From Vegas With Blood by Jonathan Sturak

Review: First person POV isn’t my favorite mode of reading and even more so when it’s a collection where you have to refocus on different characters each chapter. I suppose I tried to look for a common thread, and though each story is suppose to be connected to Las Vegas, it didn’t come over that way for me.

I could see the direction in each story and sense some of the emotion behind the character’s telling, but I found them mildly of interest at best. At times, descriptions were rather odd, and at others somewhat repetitive, but what really decided things for me was the story of the kiosk interspersed throughout. Certainly, it did start the collection off with a unique view I could understand as giving reason for the stories included, but I hadn’t forgotten about it while reading, so a reminder every chapter distracted me from the other works unnecessarily.

I found the majority of the stories very much directed towards a certain audience, quick reads which might make you think if you are familiar with the terms, lifestyle or setting, but weren’t especially thought-provoking. I would very much consider “From Vegas With Blood”, a niché genre of fiction.

Description: They say that a new light shines in Las Vegas for every person who visits. But unlike the countless millions who visited Sin City this year, today you decided to be part of the ‘what happens’ that ‘stays’. After exploring the lights, you find a job as a salesperson at a kiosk on the Strip.

It’s your first night and Daniela is your trainer. She seems friendly providing you with the secrets on living and working in Sin City, but she possesses a quality that you can’t place. After quickly learning the job, Daniela gives you a special book containing eleven stories of love, mystery, and suspense-this book. As you read these stories, you begin to realize this book, Daniela, and the lights of Las Vegas are not what you imagined! Will your Vegas light shine Blood Red

Kindle Edition
Published February 5th 2011 by Pendan Publishing
Source: Author

Author Bio:

Jonathan Sturak grew up in the Pocono Mountains of Pennsylvania. He is a Penn State University graduate and holds degrees in Computer Science and Film. He currently lives in Las Vegas where he uses the energy of the city to craft stories about life and the human condition. “The Place Called Home,” Sturak’s essay about Eastern European heritage in Northeast PA, was featured on Glass Cases, associate literary agent Sarah LaPolla’s pop culture blog at His debut thriller novel “Clouded Rainbow” was published in December 2009. Sturak keeps updated information on his website at


Filed under Contemporary Fiction, Fiction, Reviews

2 responses to “From Vegas With Blood by Jonathan Sturak

  1. Sounds a bit experimental. Good review.

    I love first-person POV when delivered in old time radio dramas such as hard boiled detective types where the protagonist’s descriptive thoughts are swimming around in his head, but that sort of thing was necessarily mixed with spoken dialogue of other voice actors (say, once the hero arrived at the scene of a crime).
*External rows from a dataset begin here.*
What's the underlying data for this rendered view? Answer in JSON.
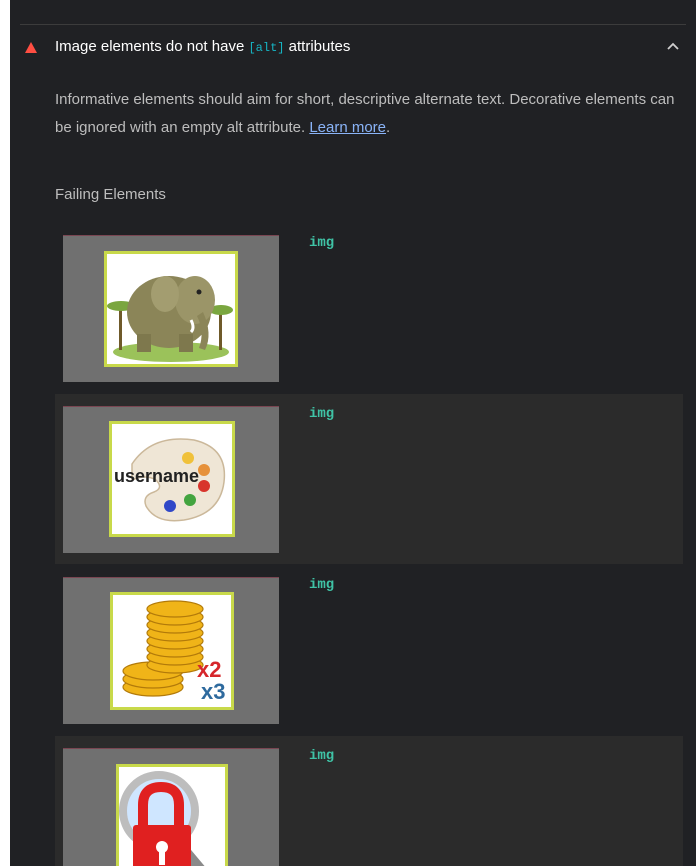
{
  "audit": {
    "title_prefix": "Image elements do not have ",
    "title_code": "[alt]",
    "title_suffix": " attributes",
    "description": "Informative elements should aim for short, descriptive alternate text. Decorative elements can be ignored with an empty alt attribute. ",
    "learn_more": "Learn more",
    "learn_more_suffix": ".",
    "section_title": "Failing Elements",
    "status_color": "#ff4e42"
  },
  "items": [
    {
      "tag": "img",
      "icon": "elephant-image"
    },
    {
      "tag": "img",
      "icon": "username-palette-image",
      "image_text": "username"
    },
    {
      "tag": "img",
      "icon": "gold-coins-image",
      "image_text_1": "x2",
      "image_text_2": "x3"
    },
    {
      "tag": "img",
      "icon": "padlock-magnifier-image"
    }
  ]
}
    • The thing with that is, for non-English primary speakers like myself, 1st person POV is very individualized and based more on the writer’s/character’s voice. Many 1st person POV’ers make a lot of assumptions when writing than someone automatically knows what they are referring to. Also, if it is a story which is written for a specialized audience, if the story itself doesn’t appeal to me, then even less so if it’s written in 1st using a character I have nothing in common with.

      Also, 1st can be a difficult medium in my opinion, but it depends on that writer’s skill. One of the most common and problematic thing I’ve noticed reviewers or critiquers mention is when a writer is “telling the story rather than showing the story”, a lack of transitioning and different perspective which makes the story well-rounded. Depending on the genre, I’ve read more readers don’t care for it much either, for whatever reason.

      To some it is easier writing in 1st person, but I think it is more difficult to do it well, where the fact it is 1st person is not in the forefront of the reading experience. I enjoy a 1st person story such as Maria McCann’s “As Meat Loves Salt” where it is from a central character’s view, but the narrative portions set the stage separately from that. From my reading experiences there are less writers who can pull that off effectively.